My counter-points follow … (yes, originally written back in July, I didn’t post them here then)
Your article today was great for the traditional student. For a non-traditional student who worked her way through college & grad school – and ultimately has 15 years of professional experience (and probably a family) by the time she has a masters degree and is applying for a PhD program – the “first job out of college” is also likely the job that got her through to graduation and there are some very challenging loyalty land-mines awaiting her.
1. This job probably helped you with tuition assistance
– if you start looking you know that you’ll have to pay back that tuition assistance – and the company knows that, so finishing your masters might not be worth nearly as much as it would be to another organization BUT that other organization is going to have to give you a signing bonus of about $15K to cover the tuition assistance AND the taxes on it (since tuition assistance programs are, if written & administered correctly, tax free benefits to employees unless they depart before it’s paid back).
2. After investing so much time, energy, and money into a career and its accompanying education, if you decide you’re not going to spend the rest of your professional life doing what you’ve just finished educating
yourself to do you’re in a Catch-22: starting over in a new field can be a costly proposition, but 15 years of experience might not be enough to become a consultant. Writing your resume will be a challenge.
3. The classic Nice Girls Don’t Get the Corner Office
and Play Like a Man, Win Like a Woman
advice applies: if you’ve been with an organization long enough to get through grad school, chances are you’ve
(a) been pigeon-holed – which may limit your advancement and/or may have caused someone above you to get in the unprofessional, but real, habit of treating you like a kid because, despite being in your early 30’s, they think of you as a student
(b) been auditioning as a “professional” every day – which means that those mornings when you weren’t on your game because you were up all night writing a paper OR with a sick child OR with a far away family member in need of a shoulder, your boss (and all your colleagues) noticed that you weren’t on your game and – because it’s business, not personal – they don’t care WHY, they just care that you are.
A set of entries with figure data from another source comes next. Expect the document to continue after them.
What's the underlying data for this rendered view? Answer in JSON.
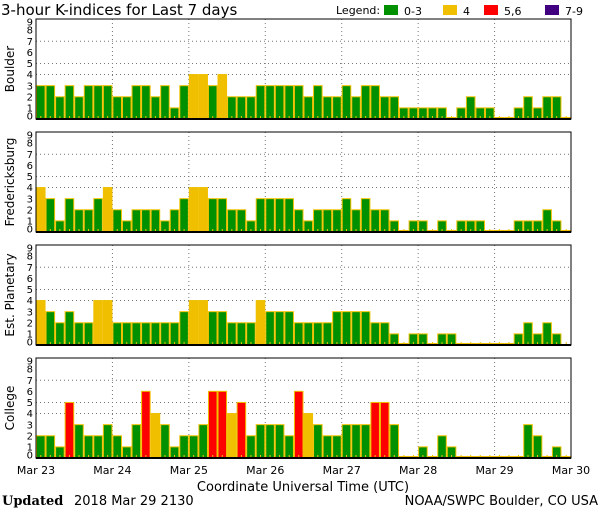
{
  "chart_data": {
    "type": "bar",
    "title": "3-hour K-indices for Last 7 days",
    "legend": {
      "label": "Legend:",
      "placement": "top-right",
      "entries": [
        {
          "label": "0-3",
          "color": "#009000"
        },
        {
          "label": "4",
          "color": "#f0c000"
        },
        {
          "label": "5,6",
          "color": "#ff0000"
        },
        {
          "label": "7-9",
          "color": "#400080"
        }
      ]
    },
    "edge_color": "#f0c000",
    "xlabel": "Coordinate Universal Time (UTC)",
    "x_ticks": [
      "Mar 23",
      "Mar 24",
      "Mar 25",
      "Mar 26",
      "Mar 27",
      "Mar 28",
      "Mar 29",
      "Mar 30"
    ],
    "y_ticks": [
      "0",
      "1",
      "2",
      "3",
      "4",
      "5",
      "6",
      "7",
      "8",
      "9"
    ],
    "ylim": [
      0,
      9
    ],
    "gridlines_y": [
      4,
      5,
      7
    ],
    "bars_per_day": 8,
    "panels": [
      {
        "name": "Boulder",
        "values": [
          3,
          3,
          2,
          3,
          2,
          3,
          3,
          3,
          2,
          2,
          3,
          3,
          2,
          3,
          1,
          3,
          4,
          4,
          3,
          4,
          2,
          2,
          2,
          3,
          3,
          3,
          3,
          3,
          2,
          3,
          2,
          2,
          3,
          2,
          3,
          3,
          2,
          2,
          1,
          1,
          1,
          1,
          1,
          0,
          1,
          2,
          1,
          1,
          0,
          0,
          1,
          2,
          1,
          2,
          2,
          0
        ]
      },
      {
        "name": "Fredericksburg",
        "values": [
          4,
          3,
          1,
          3,
          2,
          2,
          3,
          4,
          2,
          1,
          2,
          2,
          2,
          1,
          2,
          3,
          4,
          4,
          3,
          3,
          2,
          2,
          1,
          3,
          3,
          3,
          3,
          2,
          1,
          2,
          2,
          2,
          3,
          2,
          3,
          2,
          2,
          1,
          0,
          1,
          1,
          0,
          1,
          0,
          1,
          1,
          1,
          0,
          0,
          0,
          1,
          1,
          1,
          2,
          1,
          0
        ]
      },
      {
        "name": "Est. Planetary",
        "values": [
          4,
          3,
          2,
          3,
          2,
          2,
          4,
          4,
          2,
          2,
          2,
          2,
          2,
          2,
          2,
          3,
          4,
          4,
          3,
          3,
          2,
          2,
          2,
          4,
          3,
          3,
          3,
          2,
          2,
          2,
          2,
          3,
          3,
          3,
          3,
          2,
          2,
          1,
          0,
          1,
          1,
          0,
          1,
          1,
          0,
          0,
          0,
          0,
          0,
          0,
          1,
          2,
          1,
          2,
          1,
          null
        ]
      },
      {
        "name": "College",
        "values": [
          2,
          2,
          1,
          5,
          3,
          2,
          2,
          3,
          2,
          1,
          3,
          6,
          4,
          3,
          1,
          2,
          2,
          3,
          6,
          6,
          4,
          5,
          2,
          3,
          3,
          3,
          2,
          6,
          4,
          3,
          2,
          2,
          3,
          3,
          3,
          5,
          5,
          3,
          0,
          0,
          1,
          0,
          2,
          1,
          0,
          0,
          0,
          0,
          0,
          0,
          0,
          3,
          2,
          0,
          1,
          0
        ]
      }
    ]
  },
  "footer": {
    "updated_label": "Updated",
    "updated_value": "2018 Mar 29 2130",
    "source": "NOAA/SWPC Boulder, CO USA"
  }
}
(c) in a multi-generational office, exceeded the educational attainment of anyone who didn’t have to pay their dues in a lousy economy – which digs up the education + experience vs experience squared work-place conundrum
4. If you used student loans to achieve your academic goals, you’re suddenly taking home a lot less money unless you got a $12K/year raise – but you’re still responsible for maintaining a professional appearance
5. If grad school created a significant change in your weight, you need to get the weight back off while maintaining a wardrobe that fits & is professional, without showing up at work looking like you just ran out of the gym every morning.
6. Colleagues will assume – erroneously – that now that you’re done with school, you have an over-abundance of free-time. This is false – that free-time is now going to be dedicated to the things you put off while in school – the gym, a tidy home, hobbies, getting more than 3 hours of sleep per night, etc.
7. The new skills you attained while achieving a state-of-the-art education won’t be appreciated by those whose education ended the year Nixon & Ford served as POTUS
. These people are (a) old enough to be your parents, (b) above you in the food chain, (c) not going to retire for another 5-12 years. This will be a challenge to your ongoing professionalism.
8. If you look for something new after finishing grad school while working somewhere, you will face the awkward question “why are you leaving your current position”. It’s egregiously unprofessional to say “just because”. It’s fruitless to say “because I wanted to see what the market had to offer now that the economy has recovered”. If you were only at the position for long enough to finish your education, prospective employers are going to know that you used the benefits package as a spring-board to achieving a goal, and this creates some questions about your character. If, while working through school, you relocated – whether because of family, academic or economic reasons – the question is further complicated.
9. The questions you get asked in interviews will make you realize that you’re the only person in the room who has been balancing school and a profession in the recent past – “Tell us a time when you exceeded all expectations” isn’t a question that’s begging for “well I worked full time while raising a family and maintaining a 3.85 GPA for the past X years to achieve my goals” … partly because you have no idea what the GPAs
of the interviewers were, and partly because they want to know about your professionalism, not your sleep deprivation.
10. If you managed to work full-time while being in school full-time and having a family, chances are you finished your academic work
at least partly online – and you’re not in your early 20’s. There is still a pall cast upon non-traditional students and online programs by those who feel that college should be (or is) a 4 year residential season of your life between the ages of 18 and 22. You’ll need to find someone above you in the food chain at your employer who completed the same program, from the same university, to mentor you through the slalom of being a new-graduate with more than a decade of experience.